The Questions on Ukraine
General (ret.) Walsh raised two questions on peace talks and the purported Russian pullback yesterday:
Have the casualties reached a point where Ukraine is willing to sacrifice this region now, when they weren’t willing to before the war? Since the Ukrainians are holding them at bay, that will be a difficult decision for Zelensky. Furthermore, the pretext that the Eastern part of Ukraine would welcome Russia has proven to be false, and one can only believe that many in the East want even less to do with Russia, now than they did before?
Is Russia just executing a better battle plan? Virtually every member of Academy’s Geopolitical Intelligence Group questioned how Russia carried out the initial assault (too few troops, too many points of attack, multiple extended supply chains, etc.). So is there a risk that Putin is biding his time, to take this region, secure his footing, and then resume pushing West?
The fact that senior Russian officials are commenting and that the Russian media is discussing it, are positive signs.
For now, it seems likely that we see more localized fighting, which is good, but too early to expect any sort of “business as usual” in the region.
Now We Can Focus on the Fed and Rates?
The potential “bad” news for markets is that we may now fully turn our attention to the Fed, rates and Quantitative tightening.
We hit on a lot of those subjects in this weekend’s “Collecting Our Thoughts” report.

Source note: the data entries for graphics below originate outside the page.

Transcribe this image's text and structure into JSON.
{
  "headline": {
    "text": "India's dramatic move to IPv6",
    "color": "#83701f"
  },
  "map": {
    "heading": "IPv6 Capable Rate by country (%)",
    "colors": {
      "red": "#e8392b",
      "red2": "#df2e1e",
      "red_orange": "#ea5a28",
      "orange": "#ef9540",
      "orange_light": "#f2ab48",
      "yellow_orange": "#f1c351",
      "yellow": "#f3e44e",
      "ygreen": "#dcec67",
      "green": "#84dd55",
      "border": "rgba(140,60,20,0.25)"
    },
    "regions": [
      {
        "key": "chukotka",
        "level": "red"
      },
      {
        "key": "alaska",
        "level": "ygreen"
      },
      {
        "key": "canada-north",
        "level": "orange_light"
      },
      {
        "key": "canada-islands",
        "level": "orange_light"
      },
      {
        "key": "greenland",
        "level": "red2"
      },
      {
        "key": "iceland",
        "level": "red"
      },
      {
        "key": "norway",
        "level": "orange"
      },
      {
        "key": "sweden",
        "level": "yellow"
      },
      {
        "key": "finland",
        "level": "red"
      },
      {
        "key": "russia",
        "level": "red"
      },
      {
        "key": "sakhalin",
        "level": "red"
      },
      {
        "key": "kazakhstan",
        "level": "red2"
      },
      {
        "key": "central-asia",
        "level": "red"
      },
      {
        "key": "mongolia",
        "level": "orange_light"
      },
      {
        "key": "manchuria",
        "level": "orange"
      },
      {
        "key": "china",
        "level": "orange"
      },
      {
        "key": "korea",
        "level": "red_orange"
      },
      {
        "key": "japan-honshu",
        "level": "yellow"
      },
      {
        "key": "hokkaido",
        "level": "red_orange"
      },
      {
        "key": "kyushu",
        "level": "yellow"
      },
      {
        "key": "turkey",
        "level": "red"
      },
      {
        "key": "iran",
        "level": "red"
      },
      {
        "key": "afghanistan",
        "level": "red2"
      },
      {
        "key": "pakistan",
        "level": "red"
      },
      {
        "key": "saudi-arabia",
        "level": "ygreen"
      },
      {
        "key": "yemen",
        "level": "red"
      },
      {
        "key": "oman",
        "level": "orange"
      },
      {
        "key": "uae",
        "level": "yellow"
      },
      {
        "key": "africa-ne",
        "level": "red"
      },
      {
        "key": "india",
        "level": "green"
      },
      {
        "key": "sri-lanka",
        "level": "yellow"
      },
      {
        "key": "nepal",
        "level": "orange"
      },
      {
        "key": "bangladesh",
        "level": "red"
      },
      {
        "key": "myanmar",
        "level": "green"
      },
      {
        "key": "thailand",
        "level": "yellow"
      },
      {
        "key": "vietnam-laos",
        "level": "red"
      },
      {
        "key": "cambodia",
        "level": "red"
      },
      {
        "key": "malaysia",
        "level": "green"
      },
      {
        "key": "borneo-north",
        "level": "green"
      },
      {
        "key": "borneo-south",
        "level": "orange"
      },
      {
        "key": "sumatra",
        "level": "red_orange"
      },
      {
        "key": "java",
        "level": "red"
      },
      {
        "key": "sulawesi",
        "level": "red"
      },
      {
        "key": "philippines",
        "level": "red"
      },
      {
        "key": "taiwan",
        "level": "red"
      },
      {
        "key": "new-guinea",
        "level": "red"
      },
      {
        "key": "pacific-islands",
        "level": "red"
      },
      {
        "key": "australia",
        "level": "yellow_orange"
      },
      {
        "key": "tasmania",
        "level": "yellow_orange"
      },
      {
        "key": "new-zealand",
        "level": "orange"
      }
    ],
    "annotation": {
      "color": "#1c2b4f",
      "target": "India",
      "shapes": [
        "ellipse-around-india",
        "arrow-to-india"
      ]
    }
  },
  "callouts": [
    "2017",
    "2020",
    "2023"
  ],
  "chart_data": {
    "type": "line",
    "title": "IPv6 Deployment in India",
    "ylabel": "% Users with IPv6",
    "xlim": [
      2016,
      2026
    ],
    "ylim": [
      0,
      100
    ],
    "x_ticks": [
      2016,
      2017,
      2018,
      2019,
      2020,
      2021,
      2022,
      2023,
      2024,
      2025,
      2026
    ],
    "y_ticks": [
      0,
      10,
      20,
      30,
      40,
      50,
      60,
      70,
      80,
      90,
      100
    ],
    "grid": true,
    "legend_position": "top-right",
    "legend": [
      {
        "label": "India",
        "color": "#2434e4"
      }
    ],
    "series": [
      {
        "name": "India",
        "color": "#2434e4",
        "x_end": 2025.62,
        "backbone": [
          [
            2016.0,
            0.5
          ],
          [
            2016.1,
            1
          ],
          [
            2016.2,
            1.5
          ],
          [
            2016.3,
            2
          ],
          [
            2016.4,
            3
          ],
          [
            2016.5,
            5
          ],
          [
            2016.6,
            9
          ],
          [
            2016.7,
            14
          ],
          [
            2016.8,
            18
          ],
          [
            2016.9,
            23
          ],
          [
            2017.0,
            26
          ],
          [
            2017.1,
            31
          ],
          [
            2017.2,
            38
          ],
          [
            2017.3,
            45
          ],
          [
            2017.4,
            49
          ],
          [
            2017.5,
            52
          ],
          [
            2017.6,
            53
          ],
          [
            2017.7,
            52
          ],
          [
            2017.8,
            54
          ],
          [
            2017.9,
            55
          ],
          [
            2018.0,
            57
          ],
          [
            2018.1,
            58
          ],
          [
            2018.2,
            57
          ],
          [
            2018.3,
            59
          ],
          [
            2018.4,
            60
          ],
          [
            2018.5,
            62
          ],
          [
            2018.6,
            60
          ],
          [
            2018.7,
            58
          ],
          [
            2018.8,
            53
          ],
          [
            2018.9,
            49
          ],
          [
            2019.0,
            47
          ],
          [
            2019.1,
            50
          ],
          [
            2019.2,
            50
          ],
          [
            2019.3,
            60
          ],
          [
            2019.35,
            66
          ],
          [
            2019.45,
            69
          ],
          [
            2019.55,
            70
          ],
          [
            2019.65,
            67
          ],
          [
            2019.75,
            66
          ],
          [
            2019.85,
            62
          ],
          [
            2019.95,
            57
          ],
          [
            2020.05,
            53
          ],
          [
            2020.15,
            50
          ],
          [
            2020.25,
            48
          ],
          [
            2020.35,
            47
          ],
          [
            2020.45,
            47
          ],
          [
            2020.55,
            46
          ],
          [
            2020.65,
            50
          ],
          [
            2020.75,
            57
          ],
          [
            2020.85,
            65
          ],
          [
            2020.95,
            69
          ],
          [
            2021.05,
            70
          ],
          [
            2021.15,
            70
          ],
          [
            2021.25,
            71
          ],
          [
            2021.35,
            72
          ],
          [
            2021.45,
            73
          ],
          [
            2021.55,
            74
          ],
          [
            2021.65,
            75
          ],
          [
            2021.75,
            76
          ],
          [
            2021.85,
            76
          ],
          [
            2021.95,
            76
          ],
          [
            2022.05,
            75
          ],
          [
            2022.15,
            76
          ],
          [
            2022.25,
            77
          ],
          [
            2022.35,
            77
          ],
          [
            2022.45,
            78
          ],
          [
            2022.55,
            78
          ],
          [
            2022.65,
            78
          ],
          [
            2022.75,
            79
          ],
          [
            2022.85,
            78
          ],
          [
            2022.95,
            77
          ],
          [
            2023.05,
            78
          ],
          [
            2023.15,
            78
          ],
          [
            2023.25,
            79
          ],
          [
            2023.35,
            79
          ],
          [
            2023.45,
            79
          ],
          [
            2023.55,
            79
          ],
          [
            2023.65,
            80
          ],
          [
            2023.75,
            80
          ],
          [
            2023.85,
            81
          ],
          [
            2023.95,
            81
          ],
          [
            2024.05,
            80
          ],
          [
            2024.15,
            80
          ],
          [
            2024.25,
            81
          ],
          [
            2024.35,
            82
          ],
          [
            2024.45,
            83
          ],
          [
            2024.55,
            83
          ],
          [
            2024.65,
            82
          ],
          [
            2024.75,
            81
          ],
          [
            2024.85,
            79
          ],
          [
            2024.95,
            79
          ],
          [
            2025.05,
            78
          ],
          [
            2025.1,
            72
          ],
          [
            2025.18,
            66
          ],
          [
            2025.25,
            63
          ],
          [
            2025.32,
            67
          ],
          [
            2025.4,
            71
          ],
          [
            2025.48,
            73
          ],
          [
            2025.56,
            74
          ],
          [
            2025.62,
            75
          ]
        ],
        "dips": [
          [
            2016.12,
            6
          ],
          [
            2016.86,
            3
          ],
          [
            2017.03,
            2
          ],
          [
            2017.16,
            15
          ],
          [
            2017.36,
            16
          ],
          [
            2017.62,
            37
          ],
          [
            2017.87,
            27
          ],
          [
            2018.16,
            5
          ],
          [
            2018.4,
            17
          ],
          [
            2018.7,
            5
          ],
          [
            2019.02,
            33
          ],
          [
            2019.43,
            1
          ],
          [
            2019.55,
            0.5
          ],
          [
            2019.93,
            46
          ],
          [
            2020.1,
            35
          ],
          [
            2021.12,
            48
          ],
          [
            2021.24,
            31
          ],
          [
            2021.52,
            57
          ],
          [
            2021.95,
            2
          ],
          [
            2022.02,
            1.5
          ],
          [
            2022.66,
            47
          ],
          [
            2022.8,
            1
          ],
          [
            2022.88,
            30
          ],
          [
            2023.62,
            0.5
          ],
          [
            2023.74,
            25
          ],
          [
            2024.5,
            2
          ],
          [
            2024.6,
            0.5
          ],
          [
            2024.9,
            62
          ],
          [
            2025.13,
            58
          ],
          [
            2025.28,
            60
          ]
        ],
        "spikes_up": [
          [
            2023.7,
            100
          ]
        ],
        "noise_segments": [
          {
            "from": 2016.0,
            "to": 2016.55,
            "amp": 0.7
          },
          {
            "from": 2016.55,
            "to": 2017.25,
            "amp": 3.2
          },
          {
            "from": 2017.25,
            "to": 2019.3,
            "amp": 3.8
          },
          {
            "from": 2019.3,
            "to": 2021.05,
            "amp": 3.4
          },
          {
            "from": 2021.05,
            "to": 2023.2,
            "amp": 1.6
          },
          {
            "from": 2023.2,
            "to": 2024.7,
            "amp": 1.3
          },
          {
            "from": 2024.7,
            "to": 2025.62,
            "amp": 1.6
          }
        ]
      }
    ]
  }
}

The one that has sparked the most conversations since then is the possibility that some countries, like China and the Kingdom of Saudi Arabia are selling treasuries. Given the poor depth of liquidity and how much of the front-end selling seems to occur in the overnight sessions, this concept seems worth exploring. While we won’t get any TIC data that covers the post-invasion post-sanction world until May (there is a 2 month lag in the reporting), it would mean that much of the front end move can be explained by positioning and selling rather than anticipating all the rate hikes. It would explain why the front end hasn’t acted at all like a “risk-off” asset.
Higher treasury yields have been supportive for credit, as they should be, with “yield-bogey” buyers stepping in, but the resilience in stocks might be tested. Stocks are now almost done climbing the Russia wall of worry and might keep climbing the Fed wall of worry, but a lot of resilience has been priced in and the short squeeze has been quite painful, but positioning should be more balanced by now.